According to the study, Guided Care produced even larger reductions in a subset of patients who received their primary care from one well managed health system. Guided Care patients in Kaiser Permanente of the Mid Atlantic States experienced, on average, 52 percent fewer skilled nursing facility days, 47 percent fewer skilled nursing facility admissions, 49 percent fewer hospital readmissions, and 17 percent fewer emergency department visits; the differences for skilled nursing facility days and admissions were statistically significant.

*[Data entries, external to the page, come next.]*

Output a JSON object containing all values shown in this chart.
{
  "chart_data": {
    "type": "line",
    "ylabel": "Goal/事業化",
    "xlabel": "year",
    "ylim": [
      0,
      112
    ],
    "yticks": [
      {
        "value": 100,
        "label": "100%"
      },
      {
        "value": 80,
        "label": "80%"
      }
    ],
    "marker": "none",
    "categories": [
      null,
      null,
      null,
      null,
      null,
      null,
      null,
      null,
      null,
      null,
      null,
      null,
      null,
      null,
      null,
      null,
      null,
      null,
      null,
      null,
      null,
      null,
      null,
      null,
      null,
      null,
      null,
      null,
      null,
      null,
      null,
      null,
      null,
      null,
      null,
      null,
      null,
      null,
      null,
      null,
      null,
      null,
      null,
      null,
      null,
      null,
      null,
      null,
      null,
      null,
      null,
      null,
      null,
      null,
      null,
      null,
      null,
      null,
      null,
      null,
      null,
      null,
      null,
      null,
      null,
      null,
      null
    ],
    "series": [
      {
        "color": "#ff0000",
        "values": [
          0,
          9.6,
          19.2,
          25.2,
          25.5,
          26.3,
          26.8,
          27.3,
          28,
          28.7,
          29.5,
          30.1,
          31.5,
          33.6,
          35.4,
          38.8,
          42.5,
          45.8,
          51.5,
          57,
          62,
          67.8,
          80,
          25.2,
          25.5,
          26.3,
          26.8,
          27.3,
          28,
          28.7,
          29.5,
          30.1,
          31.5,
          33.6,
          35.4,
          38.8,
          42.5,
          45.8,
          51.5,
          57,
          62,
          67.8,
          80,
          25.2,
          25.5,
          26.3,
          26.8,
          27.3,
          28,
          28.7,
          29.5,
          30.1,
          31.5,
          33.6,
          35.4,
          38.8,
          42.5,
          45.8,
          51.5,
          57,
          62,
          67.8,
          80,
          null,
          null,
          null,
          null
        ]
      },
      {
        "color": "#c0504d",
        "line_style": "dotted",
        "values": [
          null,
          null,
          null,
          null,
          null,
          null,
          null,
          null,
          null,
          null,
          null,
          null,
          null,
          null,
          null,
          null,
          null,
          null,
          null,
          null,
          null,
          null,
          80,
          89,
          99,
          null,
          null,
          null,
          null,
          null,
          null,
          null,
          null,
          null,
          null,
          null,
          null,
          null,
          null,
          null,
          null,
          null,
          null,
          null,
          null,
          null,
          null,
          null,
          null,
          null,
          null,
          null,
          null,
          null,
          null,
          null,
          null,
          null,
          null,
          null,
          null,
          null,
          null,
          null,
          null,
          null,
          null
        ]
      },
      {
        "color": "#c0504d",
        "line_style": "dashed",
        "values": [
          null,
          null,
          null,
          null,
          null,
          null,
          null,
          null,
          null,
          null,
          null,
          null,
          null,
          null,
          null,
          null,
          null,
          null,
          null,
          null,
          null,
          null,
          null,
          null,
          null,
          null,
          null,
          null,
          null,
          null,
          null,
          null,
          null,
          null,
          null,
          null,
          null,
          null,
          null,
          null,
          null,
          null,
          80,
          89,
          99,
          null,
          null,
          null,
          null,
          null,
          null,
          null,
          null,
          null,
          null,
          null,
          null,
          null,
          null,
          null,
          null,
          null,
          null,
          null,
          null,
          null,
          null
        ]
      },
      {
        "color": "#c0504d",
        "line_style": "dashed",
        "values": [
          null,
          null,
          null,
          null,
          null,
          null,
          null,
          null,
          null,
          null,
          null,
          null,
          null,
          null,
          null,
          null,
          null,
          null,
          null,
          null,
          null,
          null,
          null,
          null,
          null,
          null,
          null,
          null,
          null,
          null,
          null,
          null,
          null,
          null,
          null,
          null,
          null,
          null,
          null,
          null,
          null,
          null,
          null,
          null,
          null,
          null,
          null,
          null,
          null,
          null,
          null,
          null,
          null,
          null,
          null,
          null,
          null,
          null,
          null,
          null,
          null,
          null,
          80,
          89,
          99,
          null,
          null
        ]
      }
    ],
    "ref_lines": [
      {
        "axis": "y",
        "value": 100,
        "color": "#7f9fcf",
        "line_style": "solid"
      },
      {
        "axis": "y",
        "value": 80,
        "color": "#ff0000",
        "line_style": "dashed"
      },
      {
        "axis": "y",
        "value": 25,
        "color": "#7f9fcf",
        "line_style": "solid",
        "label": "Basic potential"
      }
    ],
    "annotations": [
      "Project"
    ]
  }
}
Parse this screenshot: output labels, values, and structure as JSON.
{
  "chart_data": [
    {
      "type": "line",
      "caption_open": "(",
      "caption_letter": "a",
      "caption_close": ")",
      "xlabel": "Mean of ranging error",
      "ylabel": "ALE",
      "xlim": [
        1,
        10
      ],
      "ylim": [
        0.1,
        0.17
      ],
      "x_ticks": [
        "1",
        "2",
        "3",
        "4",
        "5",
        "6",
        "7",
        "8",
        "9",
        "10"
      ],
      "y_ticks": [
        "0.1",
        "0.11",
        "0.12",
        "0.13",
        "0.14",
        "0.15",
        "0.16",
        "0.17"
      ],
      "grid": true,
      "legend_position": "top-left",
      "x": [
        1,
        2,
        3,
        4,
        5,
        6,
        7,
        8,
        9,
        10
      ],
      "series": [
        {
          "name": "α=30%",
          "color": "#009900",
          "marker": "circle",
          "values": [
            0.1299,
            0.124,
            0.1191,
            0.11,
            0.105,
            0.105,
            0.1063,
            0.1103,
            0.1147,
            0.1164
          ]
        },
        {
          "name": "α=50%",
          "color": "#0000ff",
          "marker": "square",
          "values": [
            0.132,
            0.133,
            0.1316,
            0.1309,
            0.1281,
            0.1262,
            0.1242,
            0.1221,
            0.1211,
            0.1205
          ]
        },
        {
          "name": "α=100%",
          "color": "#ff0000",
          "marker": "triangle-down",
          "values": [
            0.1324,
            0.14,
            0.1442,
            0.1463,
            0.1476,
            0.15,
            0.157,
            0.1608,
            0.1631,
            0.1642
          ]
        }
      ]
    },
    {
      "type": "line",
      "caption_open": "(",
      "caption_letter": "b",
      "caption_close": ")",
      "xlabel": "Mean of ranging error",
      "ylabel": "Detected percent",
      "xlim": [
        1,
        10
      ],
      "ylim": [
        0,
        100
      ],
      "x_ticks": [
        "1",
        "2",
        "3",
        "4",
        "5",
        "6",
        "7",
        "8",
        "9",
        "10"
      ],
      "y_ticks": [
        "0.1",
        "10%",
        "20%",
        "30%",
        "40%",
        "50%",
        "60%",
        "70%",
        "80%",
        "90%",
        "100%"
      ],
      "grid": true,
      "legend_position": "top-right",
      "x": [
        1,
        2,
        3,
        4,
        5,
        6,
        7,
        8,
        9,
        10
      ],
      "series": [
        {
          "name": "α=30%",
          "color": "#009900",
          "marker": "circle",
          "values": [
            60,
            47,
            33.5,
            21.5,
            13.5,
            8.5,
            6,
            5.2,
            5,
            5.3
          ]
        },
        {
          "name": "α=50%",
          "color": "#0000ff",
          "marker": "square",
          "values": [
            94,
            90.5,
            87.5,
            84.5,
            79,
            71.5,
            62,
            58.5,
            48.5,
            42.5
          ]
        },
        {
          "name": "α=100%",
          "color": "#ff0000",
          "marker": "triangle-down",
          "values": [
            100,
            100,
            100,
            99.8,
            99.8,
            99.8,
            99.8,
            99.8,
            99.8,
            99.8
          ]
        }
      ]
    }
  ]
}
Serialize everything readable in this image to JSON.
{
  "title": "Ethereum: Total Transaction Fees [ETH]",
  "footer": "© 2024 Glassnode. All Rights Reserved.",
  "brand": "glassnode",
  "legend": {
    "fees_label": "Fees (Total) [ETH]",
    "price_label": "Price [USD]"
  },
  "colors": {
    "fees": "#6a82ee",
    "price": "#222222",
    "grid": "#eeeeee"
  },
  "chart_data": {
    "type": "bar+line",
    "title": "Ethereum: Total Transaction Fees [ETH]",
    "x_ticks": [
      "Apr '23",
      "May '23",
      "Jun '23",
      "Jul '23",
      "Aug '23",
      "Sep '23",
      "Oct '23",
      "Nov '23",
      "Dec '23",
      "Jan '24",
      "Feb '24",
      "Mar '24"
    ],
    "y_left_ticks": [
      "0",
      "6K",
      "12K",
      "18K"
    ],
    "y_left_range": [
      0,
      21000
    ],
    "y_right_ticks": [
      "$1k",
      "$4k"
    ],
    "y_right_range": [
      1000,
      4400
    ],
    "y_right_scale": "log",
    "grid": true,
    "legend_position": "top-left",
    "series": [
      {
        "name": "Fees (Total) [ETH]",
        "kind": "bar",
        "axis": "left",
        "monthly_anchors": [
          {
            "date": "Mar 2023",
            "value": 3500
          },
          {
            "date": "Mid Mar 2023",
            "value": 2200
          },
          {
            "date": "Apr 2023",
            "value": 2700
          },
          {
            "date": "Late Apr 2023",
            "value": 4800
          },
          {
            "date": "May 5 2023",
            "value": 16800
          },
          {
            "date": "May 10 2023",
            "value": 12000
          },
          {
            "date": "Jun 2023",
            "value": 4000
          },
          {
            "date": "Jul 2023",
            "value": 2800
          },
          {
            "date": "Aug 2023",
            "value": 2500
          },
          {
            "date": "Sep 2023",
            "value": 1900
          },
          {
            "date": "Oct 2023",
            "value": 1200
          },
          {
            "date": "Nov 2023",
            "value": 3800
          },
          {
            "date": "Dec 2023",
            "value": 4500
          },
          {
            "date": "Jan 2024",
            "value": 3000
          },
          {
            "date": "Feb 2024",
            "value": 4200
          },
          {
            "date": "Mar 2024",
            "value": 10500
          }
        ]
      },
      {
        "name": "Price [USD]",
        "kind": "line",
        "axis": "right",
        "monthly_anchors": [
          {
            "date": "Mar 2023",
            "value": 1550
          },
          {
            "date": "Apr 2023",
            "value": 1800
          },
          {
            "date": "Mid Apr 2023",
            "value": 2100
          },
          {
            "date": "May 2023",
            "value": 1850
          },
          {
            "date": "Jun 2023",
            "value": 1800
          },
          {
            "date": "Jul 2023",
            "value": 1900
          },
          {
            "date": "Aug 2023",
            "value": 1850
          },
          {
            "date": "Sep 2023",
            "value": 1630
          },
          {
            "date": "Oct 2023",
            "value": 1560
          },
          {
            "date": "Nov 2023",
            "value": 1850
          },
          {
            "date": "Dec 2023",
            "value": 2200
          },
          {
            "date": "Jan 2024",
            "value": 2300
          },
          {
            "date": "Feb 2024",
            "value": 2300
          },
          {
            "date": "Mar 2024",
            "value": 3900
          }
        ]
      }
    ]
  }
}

"These data suggest that Guided Care can reduce avoidable health service use and costs in well managed systems," said lead author Chad Boult, MD, MPH, MBA. "Because they are part of a delivery system in which their health professionals already work as a team, Kaiser Permanente and similarly coordinated systems may be better able to achieve cost savings with a comprehensive, team-based care model such as Guided Care," said Boult. "We would like to further explore which elements of the Kaiser-Permanente culture may have helped Guided Care reduce the use of costly health services."

This multi-site, randomized controlled trial of Guided Care involving 49 physicians, 904 older patients and 319 family members recently concluded in 8 locations in the Baltimore-Washington, D.C. area. The three-year study was funded by a private-public partnership of the John A. Hartford Foundation, the Jacob and Valeria Langeloth Foundation, the Agency for Healthcare Research and Quality, and the National Institute on Aging.